Conte moaaga : l’héritage caché dans les rencontres

Submitted by Redaction on
Image
Conte Mossi

Le 24 février 2024, à la plateforme de l’Académie Royale Kéoogo de Busma (ARK-B), le jeune Harouna Soulga a partagé avec les enfants et les plus âgés un conte plein d’enseignements. Il s’agit d’une aventure initiatique d’un orphelin dont le père en mourant lui a laissé des dettes à recouvrer. Il ne s’agissait pas d’argent à récupérer mais de leçons de vie à découvrir. 

Un père sentant sa fin fit comprendre à son fils unique qu’il ne lui laisse pas d’héritage matériel. Il lui fit savoir que sa fortune est détenue par des personnages qui sont ses créanciers. Après le décès du père, le fils entreprit son voyage initiatique à la rencontre des créanciers de son père. Ils étaient au nombre de cinq. 

Le premier personnage qu’il rencontra fut le serpent. Il avoua qu’il était le premier créancier de son père. La dette à rembourser consistait à lui enseigner « la maîtrise de sa bouche ». Cela lui permettra de vivre longtemps. Il prit l’exemple sur l’espace des serpents qui dépend du contrôle de la bouche. En effet, le serpent qui par manque de maîtrise mordait une personne risquait de voir sa génération s’éteindre. 

En poursuivant sa route après les enseignements reçus du serpent, l’orphelin rencontra le second créancier. C’était le pique-bœuf. Il conseilla à l’enfant d’avoir toujours un mentor ou un protecteur. Il prit l’exemple sur lui-même qui trouva un protecteur à travers les bœufs. Cela lui permet de vivre dans l’abondance et dans la satisfaction en toute sécurité. 

Une fois l’enseignement du pique-bœuf compris, l’orphelin alla à la recherche du troisième créancier. Sur son chemin, il rencontra le roi de la brousse. Le lion lui enseigna l’humilité même lorsqu’il sera dans une situation de force et de puissance. Dans la sagesse du terroir, il est souvent rappelé que celui qui a la force est aussi la personne qui est capable de pardonner les fautes des autres. Cela justifie l’importance de l’humilité comme vertu pour un bon vivre-ensemble. 

L’enfant remercia le lion et partit à la recherche du quatrième créancier. Il ne tarda pas à le rencontrer. C’était le caïman. Celui-ci, vivant de ce que la marre lui offre, fit comprendre à l’orphelin qu’il devait à tout prix « contrôler son ventre ». Il devait bannir de sa vie l’avidité. S’il aspire à la réussite, il devait également « contrôler son bas-ventre ». L’enfant se souvint d’un homme sage qui aimait répéter que « si tu as la chance avec les femmes, tu as la chance avec la perte ». En d’autres termes, lorsqu’un homme réussit à se faire aimer par plusieurs femmes, il y a des risques d’échec dans sa vie. 

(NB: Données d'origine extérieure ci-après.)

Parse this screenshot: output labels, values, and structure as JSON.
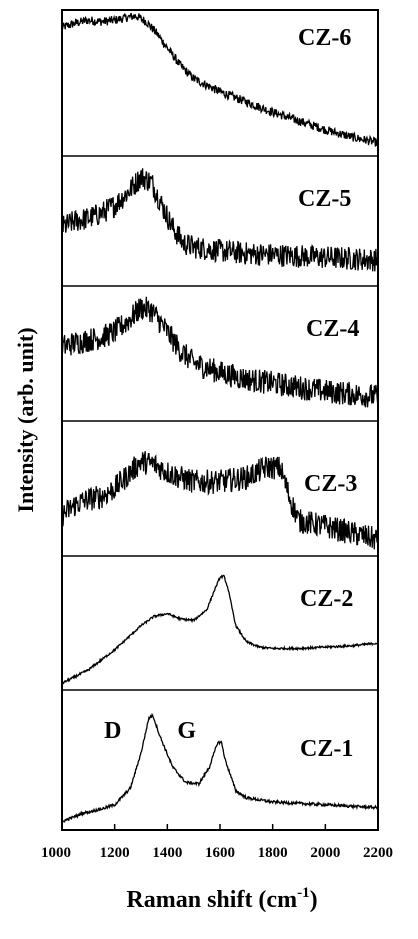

Espérant avoir eu suffisamment d’enseignements pour mieux réussir sur la terre des hommes, l’enfant quitta le caïman pour rencontrer le dernier créancier. Ce personnage n’était pas un animal comme les quatre premiers. C’était une colline. Malgré sa taille immense, il invita l’orphelin à l’avaler. L’enfant crut à l’impossibilité de relever le défi. La colline invita l’orphelin à fermer les yeux. Pendant ce temps, elle se transforma en grain de sable et l’enfant l’avala. Par cette expérience, l’enfant comprit que malgré la taille d’un problème, il y a toujours une solution. Cependant, il faut accepter endurer la souffrance et surmonter les épreuves pour accéder au succès et même au bonheur. Il faut faire face à la douleur pour vivre la joie. 

Après le recouvrement des dettes de son père auprès des cinq créanciers, l’enfant comprit que le plus important héritage se résume à des conseils pour la vie. Ces enseignements montrent l’importance des ressources intellectuelles, relationnelles et spirituelles. 

Ce conte est une belle leçon de vie. Il constitue un excellent outil de coaching et une belle philosophie de changement qui défie l’espace et le temps. 

A travers les contes, les devinettes, les proverbes et les récits historiques, l’Académie Royale Kéoogo de Busma (ARK-B) se veut un espace d’éducation holistique au service de la paix et de la prospérité. A la séance du 24 février 2024, il y avait en plus des enfants du royaume, plus de deux cents étudiants de la troisième année de Licence de sociologie de l’Université Joseph Ki-Zerbo en voyage d’études à l’ARK-B. Cette école traditionnelle est non seulement ouverte aux jeunes et aux adultes mais aussi à des participants et à des conteurs étrangers au royaume.